Search code examples
pythondataframepytorchtorch

Convert list of two dimensional DataFrame to Torch Tensor


Goal: I am working with RNNs in PyTorch, and my data is given by a list of DataFrames, where each DataFrame means one observation like:

import numpy as np
data = [pd.DataFrame(np.zeros((5,50))) for x in range(100)]

which means 100 observation, with 50 parameters and 5 timesteps each. For my Model i need a tensor of shape (100,5,50).

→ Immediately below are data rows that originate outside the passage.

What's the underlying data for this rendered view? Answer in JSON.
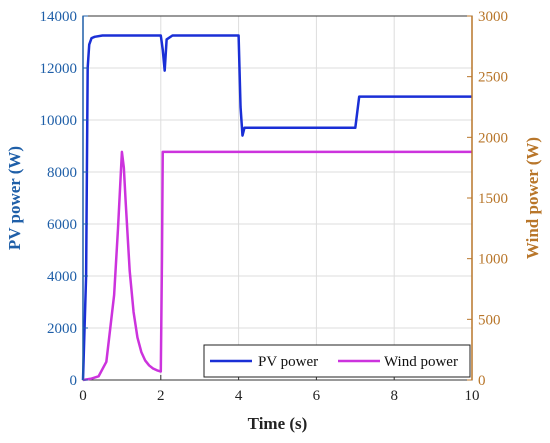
{
  "chart_data": {
    "type": "line",
    "title": "",
    "xlabel": "Time (s)",
    "ylabel_left": "PV power (W)",
    "ylabel_right": "Wind power (W)",
    "xlim": [
      0,
      10
    ],
    "ylim_left": [
      0,
      14000
    ],
    "ylim_right": [
      0,
      3000
    ],
    "x_ticks": [
      0,
      2,
      4,
      6,
      8,
      10
    ],
    "y_left_ticks": [
      0,
      2000,
      4000,
      6000,
      8000,
      10000,
      12000,
      14000
    ],
    "y_right_ticks": [
      0,
      500,
      1000,
      1500,
      2000,
      2500,
      3000
    ],
    "grid": true,
    "legend_position": "bottom-right",
    "series": [
      {
        "name": "PV power",
        "axis": "left",
        "color": "#1a2fd6",
        "x": [
          0,
          0.08,
          0.12,
          0.16,
          0.22,
          0.3,
          0.5,
          1.0,
          2.0,
          2.05,
          2.1,
          2.15,
          2.3,
          3.0,
          4.0,
          4.05,
          4.1,
          4.15,
          4.3,
          5.0,
          6.0,
          7.0,
          7.1,
          7.2,
          8.0,
          9.0,
          10.0
        ],
        "y": [
          0,
          4000,
          12000,
          12900,
          13150,
          13200,
          13250,
          13250,
          13250,
          12700,
          11900,
          13100,
          13250,
          13250,
          13250,
          10500,
          9400,
          9700,
          9700,
          9700,
          9700,
          9700,
          10900,
          10900,
          10900,
          10900,
          10900
        ]
      },
      {
        "name": "Wind power",
        "axis": "right",
        "color": "#cc33dd",
        "x": [
          0,
          0.2,
          0.4,
          0.6,
          0.8,
          0.9,
          1.0,
          1.05,
          1.1,
          1.2,
          1.3,
          1.4,
          1.5,
          1.6,
          1.7,
          1.8,
          1.9,
          2.0,
          2.03,
          2.05,
          2.1,
          2.5,
          3.0,
          4.0,
          5.0,
          6.0,
          7.0,
          8.0,
          9.0,
          10.0
        ],
        "y": [
          0,
          10,
          30,
          150,
          700,
          1250,
          1880,
          1750,
          1450,
          900,
          560,
          350,
          230,
          160,
          120,
          95,
          80,
          70,
          1000,
          1880,
          1880,
          1880,
          1880,
          1880,
          1880,
          1880,
          1880,
          1880,
          1880,
          1880
        ]
      }
    ],
    "colors": {
      "left_axis": "#1f5fa8",
      "right_axis": "#b8762a",
      "grid": "#dddddd"
    }
  }
}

Issue: I tried a lot of things but nothing seems to work, does anyone know how this is done? This approaches doesn't work:

import torch
torch.tensor(np.array(data))

I thing the problem is to convert the DataFrames into Arrays and the List into a Tensor at the same time.


Solution

  • I don't think you can convert the list of dataframes in a single command, but you can convert the list of dataframes into a list of tensors and then concatenate the list.

    E.g.

    import pandas as pd
    import numpy as np
    import torch
    
    data = [pd.DataFrame(np.zeros((5,50))) for x in range(100)]
    
    list_of_arrays = [np.array(df) for df in data]
    torch.tensor(np.stack(list_of_arrays))
    
    #or
    
    list_of_tensors = [torch.tensor(np.array(df)) for df in data]
    torch.stack(list_of_tensors)